Start Small, Stay Consistent, and Make Change Stick
Inspired by conversations with BJ Fogg, Katy Milkman, and Angela Duckworth.
Start Tiny So You Can Actually Start
Every January, people make big promises to themselves.
Run more. Work smarter. Eat better. Be more disciplined. But the people who actually follow through don’t rely on willpower—they rely on design.
BJ Fogg taught me this in our conversation: If you want a new behavior to stick, make it tiny. Toothbrush-tiny.
A push-up after brushing your teeth.
One deep breath before your first meeting.
The trick is pairing the habit with an anchor—a behavior you already do reliably—so the new habit has a stable place to “live.” And then comes BJ’s secret weapon: celebration.
A small internal “Yes!” signals your brain to wire the behavior faster.
Tiny.
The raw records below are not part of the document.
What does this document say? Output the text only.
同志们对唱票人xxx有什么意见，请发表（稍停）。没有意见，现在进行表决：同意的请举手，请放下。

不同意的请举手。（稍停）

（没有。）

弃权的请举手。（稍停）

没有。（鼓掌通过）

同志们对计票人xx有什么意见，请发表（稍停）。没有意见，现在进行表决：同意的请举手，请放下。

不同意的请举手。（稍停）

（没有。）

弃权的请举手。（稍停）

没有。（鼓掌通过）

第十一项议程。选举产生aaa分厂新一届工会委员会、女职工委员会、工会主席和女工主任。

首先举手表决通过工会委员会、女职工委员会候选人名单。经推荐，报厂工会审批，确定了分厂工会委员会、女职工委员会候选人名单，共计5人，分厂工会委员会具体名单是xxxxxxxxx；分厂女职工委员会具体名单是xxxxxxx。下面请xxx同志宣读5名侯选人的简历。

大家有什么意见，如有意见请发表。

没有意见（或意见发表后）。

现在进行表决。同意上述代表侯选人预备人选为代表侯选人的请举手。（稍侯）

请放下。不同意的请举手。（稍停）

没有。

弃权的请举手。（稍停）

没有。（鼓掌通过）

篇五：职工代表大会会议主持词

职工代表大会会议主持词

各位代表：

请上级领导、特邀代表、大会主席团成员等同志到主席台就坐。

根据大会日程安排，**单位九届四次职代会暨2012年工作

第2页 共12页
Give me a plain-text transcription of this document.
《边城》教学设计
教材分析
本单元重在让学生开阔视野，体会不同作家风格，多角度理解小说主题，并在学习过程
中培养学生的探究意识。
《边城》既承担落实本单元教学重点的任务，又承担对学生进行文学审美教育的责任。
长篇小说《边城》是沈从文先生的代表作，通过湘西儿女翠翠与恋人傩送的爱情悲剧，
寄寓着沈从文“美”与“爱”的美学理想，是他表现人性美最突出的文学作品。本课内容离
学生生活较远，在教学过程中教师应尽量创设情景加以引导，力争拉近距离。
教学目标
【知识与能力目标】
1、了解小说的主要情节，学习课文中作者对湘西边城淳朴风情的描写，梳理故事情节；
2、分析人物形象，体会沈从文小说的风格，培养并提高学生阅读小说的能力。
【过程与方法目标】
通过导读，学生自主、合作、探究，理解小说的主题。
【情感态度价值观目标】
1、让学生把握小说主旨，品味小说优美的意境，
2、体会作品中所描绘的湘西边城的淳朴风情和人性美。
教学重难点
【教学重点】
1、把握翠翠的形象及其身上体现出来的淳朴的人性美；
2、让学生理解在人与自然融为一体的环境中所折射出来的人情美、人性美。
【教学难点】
Anchored. Celebrated. That’s how habits stick.
Beat the Traps That Derail You
But knowing what to do isn’t enough. January has a way of reminding us that humans procrastinate, get distracted, and chase what’s easy instead of what’s important.
This is where Katy Milkman’s work comes in. She showed me how to outsmart the behavioral traps that trip us:
Similar to BJ’s message - turn procrastination into progress by making the first step ridiculously small.
Reduce impulsivity by designing your environment, not relying on self-control.
Use streaks and “fresh starts” to create momentum—because we’re wired to care about not breaking a chain.
In other words: you don’t need more discipline. You need better defaults.
Add Grit—But Not the Lone-Wolf Version
Angela Duckworth reminded me that grit isn’t about white-knuckling your way through the year. It’s about sustained commitment, fueled by two things we often forget:
Purpose and community
We stick with habits when we believe they matter, and when the people around us reinforce that belief:
Change is social.
Resilience is social.
Even grit is social.
If you want your habits to survive beyond February, don’t go it alone. Build a team—even if it’s just one person who checks in with you, cheers you on, or asks how the tiny habit is going.
Pick One Tiny Win This Week
Not ten. Not five.
Just one!
Some ideas:
A 10-second habit.
An anchor you already do.
A celebration that makes you smile.
And a friend who keeps you accountable.
Start small.
Stay consistent.
Let the wins compound.
Here’s to a year built on tiny habits, smart design, and the grit to keep going—one small step at a time!
Mahalo!
Guy


Fantastic synthesis of Fogg's anchoring with Duckworth's social grit concept. The toothbrush-tiny framing is way more actionable than vague "start small" advice because it gives a literal measurabletarget. I've noticed in my own habit attempts that the celebration piece gets skipped most often even though its probly the most neurologically important part of the loop.